‘It was a spur of the moment thing that had merit to it and kind of caught on…’
(Kaylee McGhee, Liberty Headlines) A Michigan university is equipping its faculty and students with hockey pucks as a last resort to ward off active shooters on campus.
Oakland University said the hockey pucks are a defensive precaution students and faculty members can throw at shooters, reported the Detroit News.
Oakland University Police Chief Mark Gordon said the idea emerged during a training session he gave earlier this year on how to handle an active shooter situation.
The school’s police department also produced a video as part of the initiative, outlining the proper ways to run, hide and fight during an active-shooter crisis.

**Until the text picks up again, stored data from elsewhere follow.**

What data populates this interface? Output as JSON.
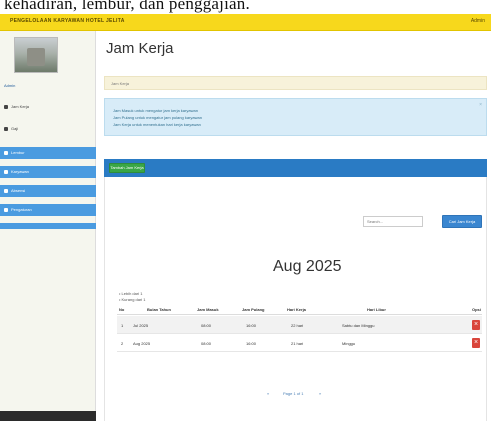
{
  "caption": "kehadiran, lembur, dan penggajian.",
  "topbar": {
    "brand": "PENGELOLAAN KARYAWAN HOTEL JELITA",
    "user": "Admin"
  },
  "sidebar": {
    "profile": "Admin",
    "items": [
      {
        "label": "Jam Kerja"
      },
      {
        "label": "Gaji"
      },
      {
        "label": "Lembur"
      },
      {
        "label": "Karyawan"
      },
      {
        "label": "Absensi"
      },
      {
        "label": "Pengaturan"
      }
    ]
  },
  "main": {
    "title": "Jam Kerja",
    "breadcrumb": "Jam Kerja",
    "alerts": [
      "Jam Masuk untuk mengatur jam kerja karyawan",
      "Jam Pulang untuk mengatur jam pulang karyawan",
      "Jam Kerja untuk menentukan hari kerja karyawan"
    ],
    "add_button": "Tambah Jam Kerja",
    "search_placeholder": "Search...",
    "search_button": "Cari Jam Kerja",
    "month": "Aug 2025",
    "legend": [
      "Lebih dari 1",
      "Kurang dari 1"
    ],
    "table": {
      "columns": [
        "No",
        "Bulan Tahun",
        "Jam Masuk",
        "Jam Pulang",
        "Hari Kerja",
        "Hari Libur",
        "Opsi"
      ],
      "rows": [
        {
          "no": "1",
          "bulan": "Jul 2025",
          "masuk": "08:00",
          "pulang": "16:00",
          "hari": "22 hari",
          "libur": "Sabtu dan Minggu"
        },
        {
          "no": "2",
          "bulan": "Aug 2025",
          "masuk": "08:00",
          "pulang": "16:00",
          "hari": "21 hari",
          "libur": "Minggu"
        }
      ]
    },
    "pager": {
      "prev": "«",
      "label": "Page 1 of 1",
      "next": "»"
    }
  }
}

Gordon, a former hockey coach, said the university prohibits any kind of weapon, so when students and faculty members asked him during the training sessions what they could use to fight back, he had to think outside the box. He recalled being hit in the head with a puck once and said “it caused a fair amount of damage to me.”

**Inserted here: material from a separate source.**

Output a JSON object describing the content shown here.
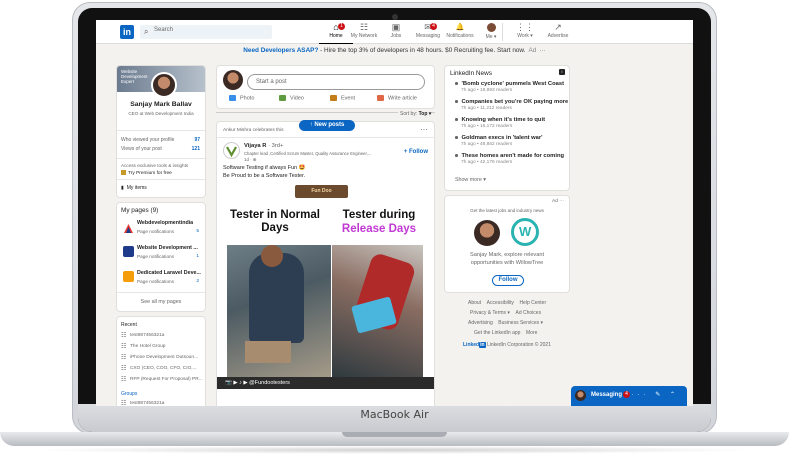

Gordon was surprised at the embrace of his spontaneous quip.
“It was not a well-thought-out strategy,” Gordon said. “It was a spur of the moment thing that had merit to it and kind of caught on.”

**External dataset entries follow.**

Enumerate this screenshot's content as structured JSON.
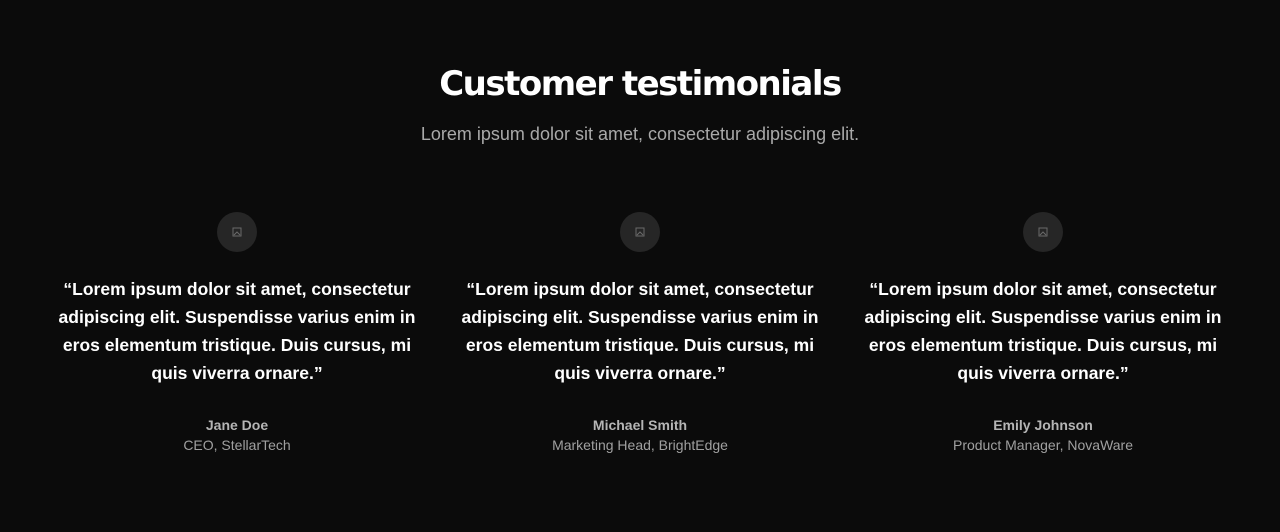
{
  "header": {
    "title": "Customer testimonials",
    "subtitle": "Lorem ipsum dolor sit amet, consectetur adipiscing elit."
  },
  "testimonials": [
    {
      "avatar_icon": "image-placeholder-icon",
      "quote": "“Lorem ipsum dolor sit amet, consectetur adipiscing elit. Suspendisse varius enim in eros elementum tristique. Duis cursus, mi quis viverra ornare.”",
      "name": "Jane Doe",
      "role": "CEO, StellarTech"
    },
    {
      "avatar_icon": "image-placeholder-icon",
      "quote": "“Lorem ipsum dolor sit amet, consectetur adipiscing elit. Suspendisse varius enim in eros elementum tristique. Duis cursus, mi quis viverra ornare.”",
      "name": "Michael Smith",
      "role": "Marketing Head, BrightEdge"
    },
    {
      "avatar_icon": "image-placeholder-icon",
      "quote": "“Lorem ipsum dolor sit amet, consectetur adipiscing elit. Suspendisse varius enim in eros elementum tristique. Duis cursus, mi quis viverra ornare.”",
      "name": "Emily Johnson",
      "role": "Product Manager, NovaWare"
    }
  ],
  "colors": {
    "background": "#0b0b0b",
    "text": "#ffffff",
    "muted": "#a9a9a9",
    "avatar_bg": "#262626"
  }
}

But administration officials who attended Gordon’s training session loved the idea and began purchasing and supplying the pucks, according to Tom Discenna, president of the American Association of University Professors.
Discenna said that launching projectiles at assailants is a strategy most of the law-enforcement community endorses, so throwing hockey pucks is a defensive strategy the union decided to get behind.
“We thought ‘Yeah, that is something that we can do,'” he said. “We can make these available at least to our members and a fair number of students as well.”
The union has already spent $2,500 on a batch of pucks. Each puck costs 94 cents to make and is printed with the union’s logo. The union began passing out the pucks a few weeks ago, and already, more than 800 faculty members have them and 1,700 students will have them in the next month. The university’s student congress has ordered an additional 1,000, Discenna said.
Garry J. Gilbert, director of Oakland’s journalism program, said the idea sounded ridiculous Gordon first introduced it. But after attending one of Gordon’s training sessions, he began to understand how hockey pucks might help in an active shooter situation.
“My first reaction was: You are talking about facing an assault weapon and asking us to fight back with hockey pucks? It sounded silly,” Gilbert said. “Then I went through the training session, and it all made sense. None of us want to face an armed assailant. Students will look to us for leadership in a situation like that.”